The challenge is distributing the database while ensuring integrity, since anyone receiving a copy with parts of the database missing or tempered with would not know it, and would arrive at a different count.

To ensure that all the votes are recorded without being tempered, they need to appear as part of a Merkle Tree (like how git works). Each transaction begins with a base commit hash and stores the content of the voting record (ballot, vote), both of which would derive a new commit hash. The complete voting record (base commit hash, ballot, vote, new commit hash) is returned to the voter as a receipt, and the new hash is also used as the base commit hash for the next transaction. Once a vote is cast, the ballot certificate is no longer a secret.

This simplest form of the Merkle Tree is just a singly linked list, but this type of transaction is very inefficient, since it requires all the votes in the universe to be sequentialized (i.e. only one person can vote at any given time). A tree construction allows transactions to take place in parallel (i.e. many people can cast vote at the same time). First, vote commits are built sequentially as before, but when a good number of votes are collected, they are finalized into a block by recording the final commit hash of the block. Multiple blocks can be built concurrently and then merged into a superblock by creating a commit hash out of all the block hashes. Superblocks can be similarly merged, until the election is closed, at which point the whole election is given a final commit hash.

This way, a voter can verify that their vote is counted in the election if they could trace their vote's commit hash all the way to the final election hash. If a vote is tempered with, the commit hash would change. If a block is tempered with, its block hash would change. If any merges are tempered with, the final election hash would change. Anyone could download the whole voting database and know that they have the complete, untempered copy. They can write software to independently verify the Merkle Tree without trusting the software that generated it.

The electronic ballot certificate could be printed on paper as a 2D barcode, which allows the bearer to cast the vote as a paper ballot. When voting in person, the voting machine would scan the barcode, ask for voter input, conduct the transaction, then print out the receipt with the commit hash. If this 2D barcode is a QR code, it could be scanned by a mobile app for possibly voting by phone, but the risk is that a malware app could steal the ballot and cast the vote without the voter's knowledge.

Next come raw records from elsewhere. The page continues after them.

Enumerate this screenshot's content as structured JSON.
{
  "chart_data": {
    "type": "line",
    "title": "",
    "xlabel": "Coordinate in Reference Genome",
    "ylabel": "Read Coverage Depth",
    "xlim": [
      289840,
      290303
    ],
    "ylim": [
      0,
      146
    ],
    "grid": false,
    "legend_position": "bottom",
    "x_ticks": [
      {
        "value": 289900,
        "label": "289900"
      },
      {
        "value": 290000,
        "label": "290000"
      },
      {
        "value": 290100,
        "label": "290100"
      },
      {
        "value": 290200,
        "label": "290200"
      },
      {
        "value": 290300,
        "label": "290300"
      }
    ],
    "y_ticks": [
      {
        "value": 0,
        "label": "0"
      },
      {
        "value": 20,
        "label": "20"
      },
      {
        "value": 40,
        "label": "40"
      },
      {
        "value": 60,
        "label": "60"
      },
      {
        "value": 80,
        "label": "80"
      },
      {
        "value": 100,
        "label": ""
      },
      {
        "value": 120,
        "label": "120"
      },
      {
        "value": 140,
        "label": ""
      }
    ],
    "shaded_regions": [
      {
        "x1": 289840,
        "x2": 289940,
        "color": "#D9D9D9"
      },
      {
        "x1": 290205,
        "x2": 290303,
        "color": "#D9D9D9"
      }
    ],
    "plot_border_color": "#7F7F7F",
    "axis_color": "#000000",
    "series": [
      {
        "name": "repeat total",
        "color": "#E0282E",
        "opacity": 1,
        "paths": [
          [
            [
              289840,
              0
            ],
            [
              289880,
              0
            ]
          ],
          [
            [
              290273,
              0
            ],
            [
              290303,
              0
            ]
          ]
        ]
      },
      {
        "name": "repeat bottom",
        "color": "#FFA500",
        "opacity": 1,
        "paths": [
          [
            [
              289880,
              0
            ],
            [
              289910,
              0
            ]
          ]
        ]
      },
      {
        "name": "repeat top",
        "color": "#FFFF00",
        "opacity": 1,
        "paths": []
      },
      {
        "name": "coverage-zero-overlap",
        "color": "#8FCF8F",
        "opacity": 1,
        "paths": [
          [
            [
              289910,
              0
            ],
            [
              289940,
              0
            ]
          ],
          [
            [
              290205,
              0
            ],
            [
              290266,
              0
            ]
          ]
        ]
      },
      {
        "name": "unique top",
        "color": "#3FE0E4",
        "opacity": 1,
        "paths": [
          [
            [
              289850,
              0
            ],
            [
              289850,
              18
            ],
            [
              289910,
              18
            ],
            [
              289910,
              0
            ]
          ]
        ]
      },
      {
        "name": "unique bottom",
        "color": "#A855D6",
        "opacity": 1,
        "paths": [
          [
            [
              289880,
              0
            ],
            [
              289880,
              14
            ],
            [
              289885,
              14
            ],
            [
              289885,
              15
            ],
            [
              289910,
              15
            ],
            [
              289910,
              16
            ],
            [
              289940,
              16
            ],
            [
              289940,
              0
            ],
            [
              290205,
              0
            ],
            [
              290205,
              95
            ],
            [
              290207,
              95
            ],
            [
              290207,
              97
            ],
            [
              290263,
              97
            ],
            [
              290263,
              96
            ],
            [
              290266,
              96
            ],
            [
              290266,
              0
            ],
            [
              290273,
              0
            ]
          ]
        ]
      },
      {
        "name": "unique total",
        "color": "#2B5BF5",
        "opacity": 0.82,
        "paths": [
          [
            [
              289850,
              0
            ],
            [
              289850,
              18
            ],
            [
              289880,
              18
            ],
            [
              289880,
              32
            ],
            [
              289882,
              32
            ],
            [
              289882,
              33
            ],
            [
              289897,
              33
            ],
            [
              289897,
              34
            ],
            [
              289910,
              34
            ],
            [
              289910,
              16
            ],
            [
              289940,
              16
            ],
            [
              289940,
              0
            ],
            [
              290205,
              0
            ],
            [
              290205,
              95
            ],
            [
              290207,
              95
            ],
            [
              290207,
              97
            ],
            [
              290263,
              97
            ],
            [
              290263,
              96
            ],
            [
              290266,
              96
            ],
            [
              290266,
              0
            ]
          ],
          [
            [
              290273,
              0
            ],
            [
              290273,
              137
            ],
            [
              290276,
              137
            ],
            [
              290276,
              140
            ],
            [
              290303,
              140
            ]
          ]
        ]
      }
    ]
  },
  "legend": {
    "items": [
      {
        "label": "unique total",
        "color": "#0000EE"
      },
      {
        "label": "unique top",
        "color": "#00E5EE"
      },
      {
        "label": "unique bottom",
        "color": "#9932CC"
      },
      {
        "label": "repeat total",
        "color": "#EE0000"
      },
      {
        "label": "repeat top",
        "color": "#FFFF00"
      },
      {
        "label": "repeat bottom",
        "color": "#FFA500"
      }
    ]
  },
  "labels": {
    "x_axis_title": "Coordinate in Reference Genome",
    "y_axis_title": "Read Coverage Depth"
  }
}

I believe this system is secure and practical, but I haven't spent too much time agonizing over it to tell for sure. I purposefully avoided mentioning the word "blockchain" because many people use that buzzword without knowing what it really means. Even though a blockchain is built using a Merkle Tree as well, it limits the rate of transactions globally to 5 per second (really low) through proof of work. The proof of work was invented for Bitcoin to impose artificial scarcity to the cryptocurrency. In the context of election, scarcity may be able to mitigate large scale fraud, but this is not a good way for ensuring election integrity.